1. Wem die Messdaten (zivilrechtlich) gehören und wer aus einer Nutzung der Daten deshalb Rechte herleiten kann – die Firma ESO als Hersteller der Geschwindigkeitsmessanlage oder die die Messung veranlassende Behörde –, spielt für die Frage der Vergütungsfähigkeit der Aufwendungen des Sachverständigen für die Softwarenutzung entgegen des Beschwerdevorbringens keine Rolle. Es ist zwar freilich zutreffend, dass berechtigt hinsichtlich der Messdaten die Polizeibehörde als die die Daten erhebende Stelle ist und nicht die Firma ESO (so OLG Naumburg DAR 2015, 17 = VersR 2015, 1525). Der Umstand, dass deshalb die Firma ESO mangels Berechtigung an den Daten einem Sachverständigen oder einem Betroffenen einen Zugriff auf diese nicht verwehren kann, der Sachverständige die Daten also nutzen “darf', sagt über die Frage, wie der Sachverständige die Daten für eine pflichtgemäße Gutachtenerstattung nutzen “muss' und welche Kosten ggf. für die Auswertung der Daten zur pflichtgemäßen Gutachtenerstattung notwendig sind, nichts aus. Auch dann, wenn der Sachverständige auf die Rohmessdaten (z.B. zum Zwecke der Auswertung) zugreifen darf, ist hiermit die Erhebung einer Gebühr für die Nutzung eines Online-Tools der Firma ESO zur Auswertung der Daten nicht ausgeschlossen.

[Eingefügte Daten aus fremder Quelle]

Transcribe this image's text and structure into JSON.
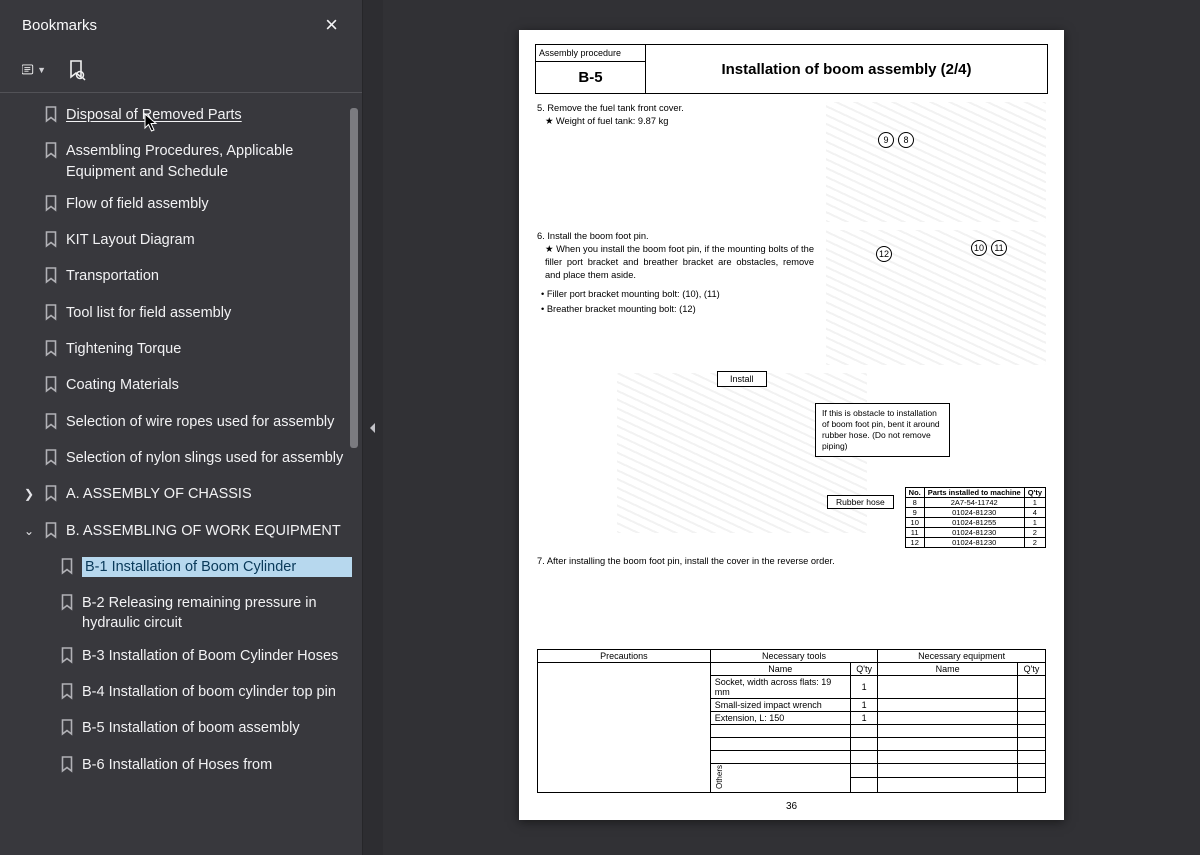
{
  "sidebar": {
    "title": "Bookmarks",
    "items": [
      {
        "label": "Disposal of Removed Parts",
        "lvl": 1,
        "expand": "",
        "underlined": true
      },
      {
        "label": "Assembling Procedures, Applicable Equipment and Schedule",
        "lvl": 1,
        "expand": ""
      },
      {
        "label": "Flow of field assembly",
        "lvl": 1,
        "expand": ""
      },
      {
        "label": "KIT Layout Diagram",
        "lvl": 1,
        "expand": ""
      },
      {
        "label": "Transportation",
        "lvl": 1,
        "expand": ""
      },
      {
        "label": "Tool list for field assembly",
        "lvl": 1,
        "expand": ""
      },
      {
        "label": "Tightening Torque",
        "lvl": 1,
        "expand": ""
      },
      {
        "label": "Coating Materials",
        "lvl": 1,
        "expand": ""
      },
      {
        "label": "Selection of wire ropes used for assembly",
        "lvl": 1,
        "expand": ""
      },
      {
        "label": "Selection of nylon slings used for assembly",
        "lvl": 1,
        "expand": ""
      },
      {
        "label": "A. ASSEMBLY OF CHASSIS",
        "lvl": 1,
        "expand": ">"
      },
      {
        "label": "B. ASSEMBLING OF WORK EQUIPMENT",
        "lvl": 1,
        "expand": "v"
      },
      {
        "label": "B-1  Installation of Boom Cylinder",
        "lvl": 2,
        "expand": "",
        "selected": true
      },
      {
        "label": "B-2  Releasing remaining pressure in hydraulic circuit",
        "lvl": 2,
        "expand": ""
      },
      {
        "label": "B-3  Installation of Boom Cylinder Hoses",
        "lvl": 2,
        "expand": ""
      },
      {
        "label": "B-4  Installation of boom cylinder top pin",
        "lvl": 2,
        "expand": ""
      },
      {
        "label": "B-5  Installation of boom assembly",
        "lvl": 2,
        "expand": ""
      },
      {
        "label": "B-6  Installation of Hoses from",
        "lvl": 2,
        "expand": ""
      }
    ]
  },
  "page": {
    "proc_label": "Assembly procedure",
    "code": "B-5",
    "title": "Installation of boom assembly (2/4)",
    "step5": {
      "text": "5. Remove the fuel tank front cover.",
      "sub": "★ Weight of fuel tank: 9.87 kg",
      "callouts": [
        "9",
        "8"
      ]
    },
    "step6": {
      "text": "6. Install the boom foot pin.",
      "sub": "★ When you install the boom foot pin, if the mounting bolts of the filler port bracket and breather bracket are obstacles, remove and place them aside.",
      "b1": "• Filler port bracket mounting bolt: (10), (11)",
      "b2": "• Breather bracket mounting bolt: (12)",
      "callouts": [
        "12",
        "10",
        "11"
      ]
    },
    "install_label": "Install",
    "note_box": "If this is obstacle to installation of boom foot pin, bent it around rubber hose.\n(Do not remove piping)",
    "rubber_label": "Rubber hose",
    "parts_table": {
      "headers": [
        "No.",
        "Parts installed to machine",
        "Q'ty"
      ],
      "rows": [
        [
          "8",
          "2A7-54-11742",
          "1"
        ],
        [
          "9",
          "01024-81230",
          "4"
        ],
        [
          "10",
          "01024-81255",
          "1"
        ],
        [
          "11",
          "01024-81230",
          "2"
        ],
        [
          "12",
          "01024-81230",
          "2"
        ]
      ]
    },
    "step7": "7. After installing the boom foot pin, install the cover in the reverse order.",
    "btm": {
      "h_prec": "Precautions",
      "h_tools": "Necessary tools",
      "h_equip": "Necessary equipment",
      "h_name": "Name",
      "h_qty": "Q'ty",
      "tools": [
        {
          "name": "Socket, width across flats: 19 mm",
          "qty": "1"
        },
        {
          "name": "Small-sized impact wrench",
          "qty": "1"
        },
        {
          "name": "Extension, L: 150",
          "qty": "1"
        }
      ],
      "others": "Others"
    },
    "num": "36"
  }
}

2. Gegenständlich ist vielmehr einerseits, welche Anforderungen durch das Gericht im Gutachtenauftrag an den Sachverständigen gestellt werden und welche Tätigkeiten und Schritte seitens des Sachverständigen notwendig sind, um diesem Gutachtenauftrag unter Wahrung seiner Pflichten eines öffentlich bestellten und vereidigten Sachverständigen gerecht zu werden. Andererseits, ob durch eine solche Wahrnehmung des Gutachtenauftrags im konkreten Einzelfall und losgelöst von den üblichen Gemeinkosten der Erbringung entsprechender Sachverständigendienstleistungen besondere Kosten entstehen.

3. Der Gutachtenauftrag des AG Tübingen vom 23.2.2017 ging dahin, ob die Messstelle entsprechend den Vorgaben der Physikalisch-Technischen Bundesanstalt aufgebaut wurde. Die Physikalisch-Technische Bundesanstalt ist das nationale Metrologieinstitut Deutschlands und eine wissenschaftlich-technische Bundesoberbehörde im Geschäftsbereich des Bundesministeriums für Wirtschaft und Energie. Die metrologischen Vorgaben zur Geschwindigkeitsmessung werden im Bundesgebiet von ihr bestimmt, auf der Grundlage dieser Vorgaben werden Messgeräte seitens der Hersteller z.B. der Firma ESO hergestellt, welche behördenseits zur Geschwindigkeitsmessung im Straßenverkehr benutzt werden.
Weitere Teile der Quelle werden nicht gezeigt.